Guide : Prof. Amitabha Mukerjee

Deepak Pathak
{deepakp@iitk.ac.in}



Motivation :

When humans look at scene, then they don't watch it in steadiness but instead use their saccadic eye movements to direct fixation towards the interesting points in the scene. They form a high level representation of the scene in the form of foveated area which is helpful in visual scene memory, object recognition and classification.[5]
In case of computer vision, several machine learning techniques are exploited by training on datasets (wholly or partially annotated by humans) to give state of the art performances in action classification, object recognition, segmentation etc. But this is still way behind the performance of humans in similar tasks.

By studying and using the features based on the "saccadic motion & fixation" of eyes in action classification in visuals, we try to provide platform to bridge the gap between human and computer vision techniques.

Related Work :

In computer vision community, several techniques have been devised to point out the interesting point in images/videos. The descriptive set of features is calculated around these points in order to perform action recognition tasks using classifiers; for instance one of such successful approaches involve Harris spatiotemporal cornerness operator [3][4].

Mathe et al. [1] provides large scale dynamic human eye movement dataset captured over the videos in computer vision datasets like Hollywood-2 [6] and UCF Sports [7]. This dataset provides the set of coordinates along with the timestamp for each video, categorised into fixation or saccadic motion of eye for 16 subjects/per video.


Heat Maps generated from eye-fixated areas {Image Credits: Mathe et al. [2]}


Proposed Methodology :

Through this project, we would like to study the role of human eye fixated regions in a video, in determining the action present in it. Thus trying to check the relevance of visual information found in eye fixated regions.

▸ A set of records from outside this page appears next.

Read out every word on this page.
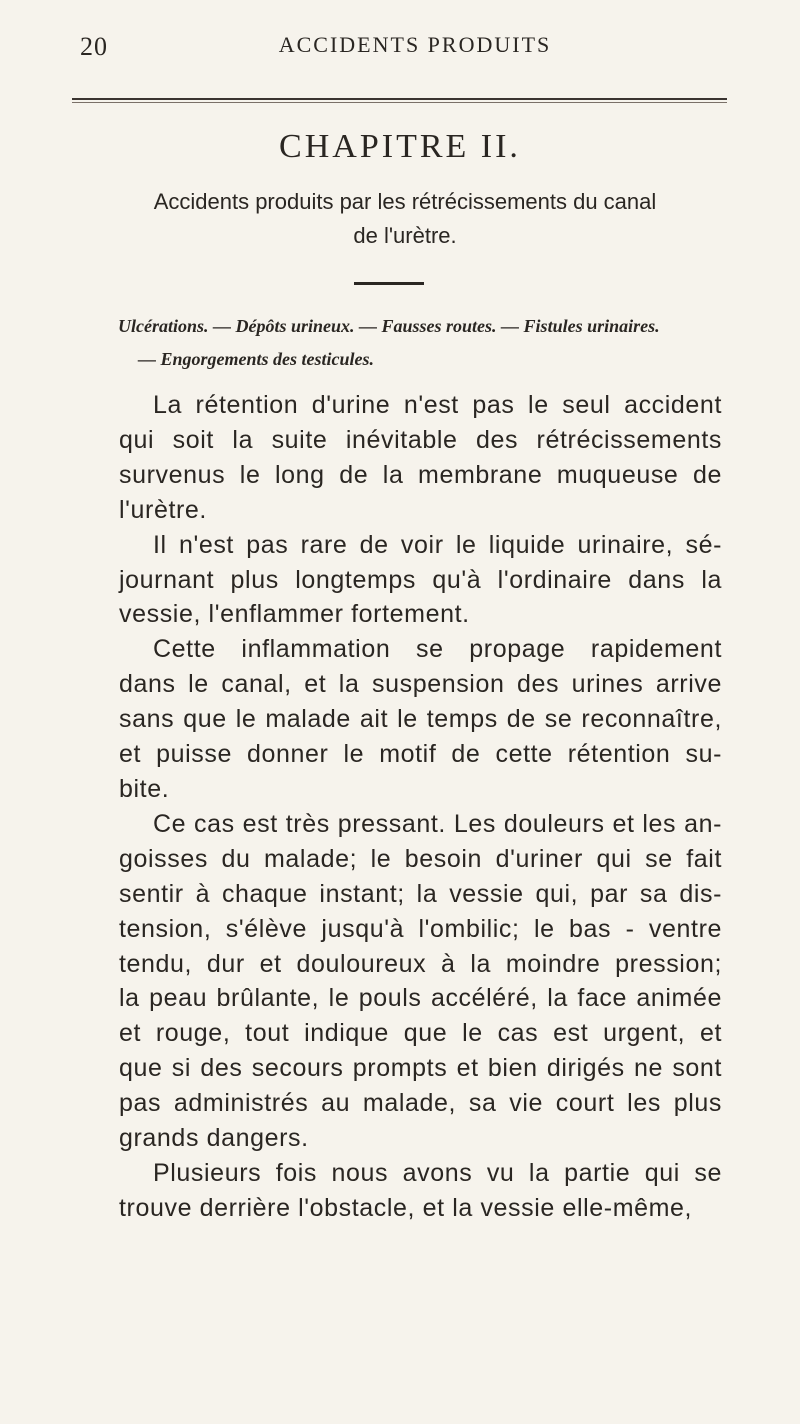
20	ACCIDENTS PRODUITS
CHAPITRE II.
Accidents produits par les rétrécissements du canal
de l'urètre.
Ulcérations. — Dépôts urineux. — Fausses routes. — Fistules urinaires.
— Engorgements des testicules.
La rétention d'urine n'est pas le seul accident
qui soit la suite inévitable des rétrécissements
survenus le long de la membrane muqueuse de
l'urètre.
Il n'est pas rare de voir le liquide urinaire, sé-
journant plus longtemps qu'à l'ordinaire dans la
vessie, l'enflammer fortement.
Cette inflammation se propage rapidement
dans le canal, et la suspension des urines arrive
sans que le malade ait le temps de se reconnaître,
et puisse donner le motif de cette rétention su-
bite.
Ce cas est très pressant. Les douleurs et les an-
goisses du malade; le besoin d'uriner qui se fait
sentir à chaque instant; la vessie qui, par sa dis-
tension, s'élève jusqu'à l'ombilic; le bas - ventre
tendu, dur et douloureux à la moindre pression;
la peau brûlante, le pouls accéléré, la face animée
et rouge, tout indique que le cas est urgent, et
que si des secours prompts et bien dirigés ne sont
pas administrés au malade, sa vie court les plus
grands dangers.
Plusieurs fois nous avons vu la partie qui se
trouve derrière l'obstacle, et la vessie elle-même,
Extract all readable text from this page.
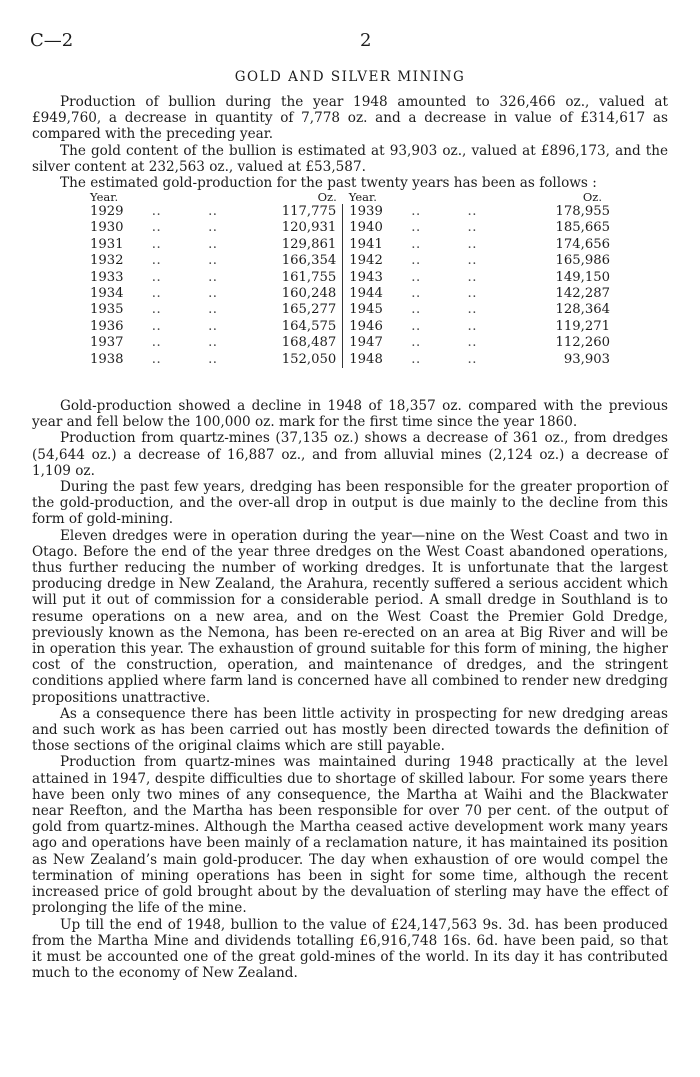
C—2	2
GOLD AND SILVER MINING

Production of bullion during the year 1948 amounted to 326,466 oz., valued at £949,760, a decrease in quantity of 7,778 oz. and a decrease in value of £314,617 as compared with the preceding year.

The gold content of the bullion is estimated at 93,903 oz., valued at £896,173, and the silver content at 232,563 oz., valued at £53,587.

The estimated gold-production for the past twenty years has been as follows :

Year.		Oz.	Year.		Oz.
1929	..          ..	117,775	1939	..          ..	178,955
1930	..          ..	120,931	1940	..          ..	185,665
1931	..          ..	129,861	1941	..          ..	174,656
1932	..          ..	166,354	1942	..          ..	165,986
1933	..          ..	161,755	1943	..          ..	149,150
1934	..          ..	160,248	1944	..          ..	142,287
1935	..          ..	165,277	1945	..          ..	128,364
1936	..          ..	164,575	1946	..          ..	119,271
1937	..          ..	168,487	1947	..          ..	112,260
1938	..          ..	152,050	1948	..          ..	93,903

Gold-production showed a decline in 1948 of 18,357 oz. compared with the previous year and fell below the 100,000 oz. mark for the first time since the year 1860.

Production from quartz-mines (37,135 oz.) shows a decrease of 361 oz., from dredges (54,644 oz.) a decrease of 16,887 oz., and from alluvial mines (2,124 oz.) a decrease of 1,109 oz.

During the past few years, dredging has been responsible for the greater proportion of the gold-production, and the over-all drop in output is due mainly to the decline from this form of gold-mining.

Eleven dredges were in operation during the year—nine on the West Coast and two in Otago. Before the end of the year three dredges on the West Coast abandoned operations, thus further reducing the number of working dredges. It is unfortunate that the largest producing dredge in New Zealand, the Arahura, recently suffered a serious accident which will put it out of commission for a considerable period. A small dredge in Southland is to resume operations on a new area, and on the West Coast the Premier Gold Dredge, previously known as the Nemona, has been re-erected on an area at Big River and will be in operation this year. The exhaustion of ground suitable for this form of mining, the higher cost of the construction, operation, and maintenance of dredges, and the stringent conditions applied where farm land is concerned have all combined to render new dredging propositions unattractive.

As a consequence there has been little activity in prospecting for new dredging areas and such work as has been carried out has mostly been directed towards the definition of those sections of the original claims which are still payable.

Production from quartz-mines was maintained during 1948 practically at the level attained in 1947, despite difficulties due to shortage of skilled labour. For some years there have been only two mines of any consequence, the Martha at Waihi and the Blackwater near Reefton, and the Martha has been responsible for over 70 per cent. of the output of gold from quartz-mines. Although the Martha ceased active development work many years ago and operations have been mainly of a reclamation nature, it has maintained its position as New Zealand’s main gold-producer. The day when exhaustion of ore would compel the termination of mining operations has been in sight for some time, although the recent increased price of gold brought about by the devaluation of sterling may have the effect of prolonging the life of the mine.

Up till the end of 1948, bullion to the value of £24,147,563 9s. 3d. has been produced from the Martha Mine and dividends totalling £6,916,748 16s. 6d. have been paid, so that it must be accounted one of the great gold-mines of the world. In its day it has contributed much to the economy of New Zealand.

Since the code/detailed implementation is not publicly available, so we propose the following method for visual action recognition depending on eye gaze data:

  1. The eye gaze fixated points in videos i.e. (x,y,t) are to be treated as interest-points, and then we will get some standard descriptor centered at these interest points.[4]
  2. We will then try to map these descriptors to the some vocabulary leading to bag of words formation.
  3. This bag of word representation will be further used in action classification in a video using some non-linear multiclass classifier.

Experimentation :

We would like to compare the result of our proposed approach with other state of the art performances so as to explore how informative the foveated area formed by eye-fixated regions of entire video is in the task of action classification.




Dataset : Click here.

References :
  1. Mathe, Stefan, and Cristian Sminchisescu. "Dynamic eye movement datasets and learnt saliency models for visual action recognition." Computer Vision-ECCV 2012. Springer Berlin Heidelberg, 2012. 842-856.
  2. Mathe, Stefan, and Cristian Sminchisescu. Actions in the eye: dynamic gaze datasets and learnt saliency models for visual recognition. Technical report, Institute of Mathematics of the Romanian Academy and University of Bonn (February 2012), 2012.
  3. Laptev, Ivan. "On space-time interest points." International Journal of Computer Vision 64.2 (2005): 107-123.
  4. Klaser, Alexander, and Marcin Marszalek. "A spatio-temporal descriptor based on 3D-gradients." (2008).
  5. Henderson, John M., and Andrew Hollingworth. "Eye movements and visual memory: Detecting changes to saccade targets in scenes." Attention, Perception, & Psychophysics 65.1 (2003): 58-71.
  6. Marszalek, Marcin, Ivan Laptev, and Cordelia Schmid. "Actions in context." Computer Vision and Pattern Recognition, 2009. CVPR 2009. IEEE Conference on. IEEE, 2009.
  7. Rodriguez, M.D.; Ahmed, J.; Shah, M., "Action MACH a spatio-temporal Maximum Average Correlation Height filter for action recognition," Computer Vision and Pattern Recognition, 2008.